La monotonía de una humilde familia, pero amorosa, me apoyaban en los estudios con lo poco que había, luego de retorno a casa me disponía a vender empanadas y lustrar zapatos para ayudar en mi lar la economía y orgullosamente la orden de mi mamá cumplía.

Me hice hombre y a la capital me iría a estudiar una carrera que en mi provincia no existía, con el corazón en pedazos dejaba mamá, hermanas y la novia que tenía, pero era necesario pues ellos entendían que pronto estaría de vuelta graduado en Pedagogía.
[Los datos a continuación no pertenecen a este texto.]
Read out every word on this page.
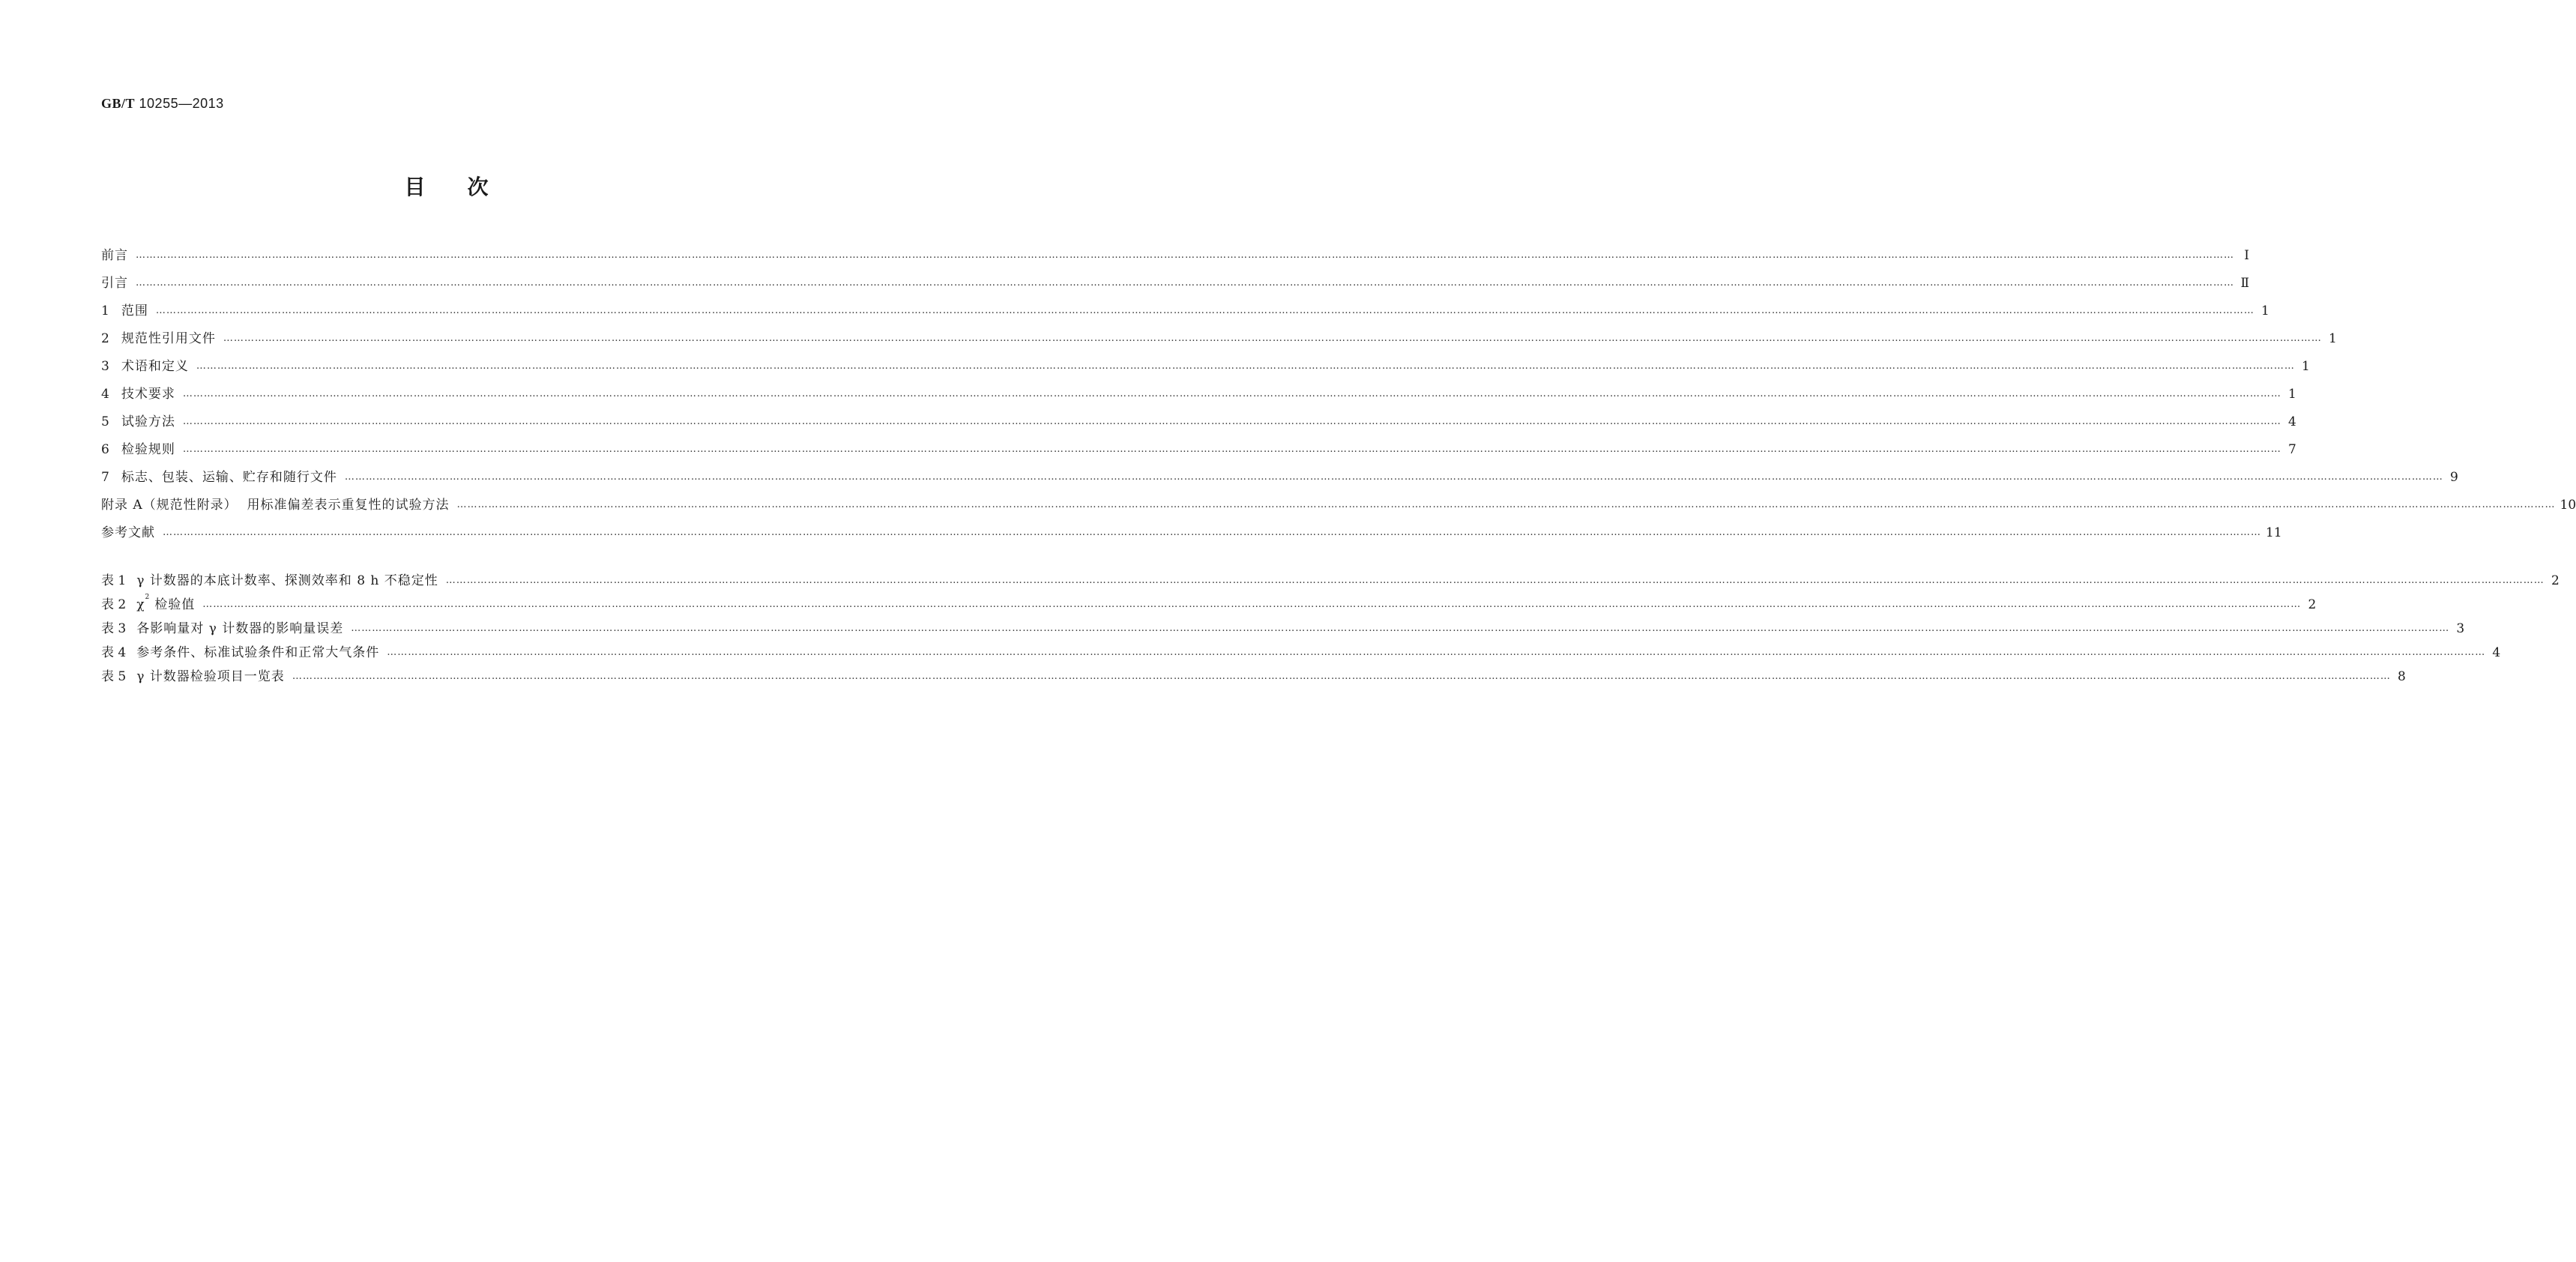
GB/T 10255—2013
目次
前言 …………………………………………………………………………………………………………………………………………………………………………………………………………………………………………………………………………………………………………………………………………………………………………………………………………………………………………………………………………………………………………………………………………………… Ⅰ
引言 …………………………………………………………………………………………………………………………………………………………………………………………………………………………………………………………………………………………………………………………………………………………………………………………………………………………………………………………………………………………………………………………………………………… Ⅱ
1 范围 …………………………………………………………………………………………………………………………………………………………………………………………………………………………………………………………………………………………………………………………………………………………………………………………………………………………………………………………………………………………………………………………………………………… 1
2 规范性引用文件 …………………………………………………………………………………………………………………………………………………………………………………………………………………………………………………………………………………………………………………………………………………………………………………………………………………………………………………………………………………………………………………………………………………… 1
3 术语和定义 …………………………………………………………………………………………………………………………………………………………………………………………………………………………………………………………………………………………………………………………………………………………………………………………………………………………………………………………………………………………………………………………………………………… 1
4 技术要求 …………………………………………………………………………………………………………………………………………………………………………………………………………………………………………………………………………………………………………………………………………………………………………………………………………………………………………………………………………………………………………………………………………………… 1
5 试验方法 …………………………………………………………………………………………………………………………………………………………………………………………………………………………………………………………………………………………………………………………………………………………………………………………………………………………………………………………………………………………………………………………………………………… 4
6 检验规则 …………………………………………………………………………………………………………………………………………………………………………………………………………………………………………………………………………………………………………………………………………………………………………………………………………………………………………………………………………………………………………………………………………………… 7
7 标志、包装、运输、贮存和随行文件 …………………………………………………………………………………………………………………………………………………………………………………………………………………………………………………………………………………………………………………………………………………………………………………………………………………………………………………………………………………………………………………………………………………… 9
附录 A（规范性附录）  用标准偏差表示重复性的试验方法 …………………………………………………………………………………………………………………………………………………………………………………………………………………………………………………………………………………………………………………………………………………………………………………………………………………………………………………………………………………………………………………………………………………… 10
参考文献 …………………………………………………………………………………………………………………………………………………………………………………………………………………………………………………………………………………………………………………………………………………………………………………………………………………………………………………………………………………………………………………………………………………… 11
表 1 γ 计数器的本底计数率、探测效率和 8 h 不稳定性 …………………………………………………………………………………………………………………………………………………………………………………………………………………………………………………………………………………………………………………………………………………………………………………………………………………………………………………………………………………………………………………………………………………… 2
表 2 $\chi^2$ 检验值 …………………………………………………………………………………………………………………………………………………………………………………………………………………………………………………………………………………………………………………………………………………………………………………………………………………………………………………………………………………………………………………………………………………… 2
表 3 各影响量对 γ 计数器的影响量误差 …………………………………………………………………………………………………………………………………………………………………………………………………………………………………………………………………………………………………………………………………………………………………………………………………………………………………………………………………………………………………………………………………………………… 3
表 4 参考条件、标准试验条件和正常大气条件 …………………………………………………………………………………………………………………………………………………………………………………………………………………………………………………………………………………………………………………………………………………………………………………………………………………………………………………………………………………………………………………………………………………… 4
表 5 γ 计数器检验项目一览表 …………………………………………………………………………………………………………………………………………………………………………………………………………………………………………………………………………………………………………………………………………………………………………………………………………………………………………………………………………………………………………………………………………………… 8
Así mismo fue, regresé lleno de alegría, me recibió mi familia, amigos y la novia mía, que al cabo de un año de esposa me la ponía. De allí salieron tres hijos, para mayor alegría, le fui agarrando el gusto a la dolce vita con un sueldazo y un carrote que lucía, tuve dos hijos más pero en otra compañía, en nueve años después nuevas nupcias contraía, y sin esperar más ni menos publicaría, la existencia de otra hija para sumar nueve el número de las crías, pero es que en cuestiones de amores, discúlpenme la porfía.

Trabajé como docente en el liceo del barrio que tanto quería, dediqué 28 años de alquimia y de biología, hasta jubilarme un día, saludado por ex alumnos, alumnos, profesores,  personal obrero y secretaría, y todo el mundo decía, se va el profesor alegre y nos deja sus conocimientos, chistes con que siempre nos jodía.

Tomé la decisión de trotar y de forma religiosa diariamente lo hacía, sin importar que del corazón sufría, del cual me salvé después de una cirugía, hasta una tarde de un viernes del 10 de febrero sería, que de forma inesperada me iría, un infarto al miocardio me sorprendía.

Disculpen los que me lean si a cliché les parece esta sintonía, allí les dejo a Leonardo a quien inspiro y de quien sigo siendo el guía, para escribir estas líneas en forma de poesía, LA VIDA ES PARA VIVIRLA Y NO PARA ENTENDERLA, lo dije horas antes mientras de este mundo me despedía. Que la providencia les de salud cada día, y nunca olvidaré como a cada uno de mis hijos, PIN DUNO  consentía.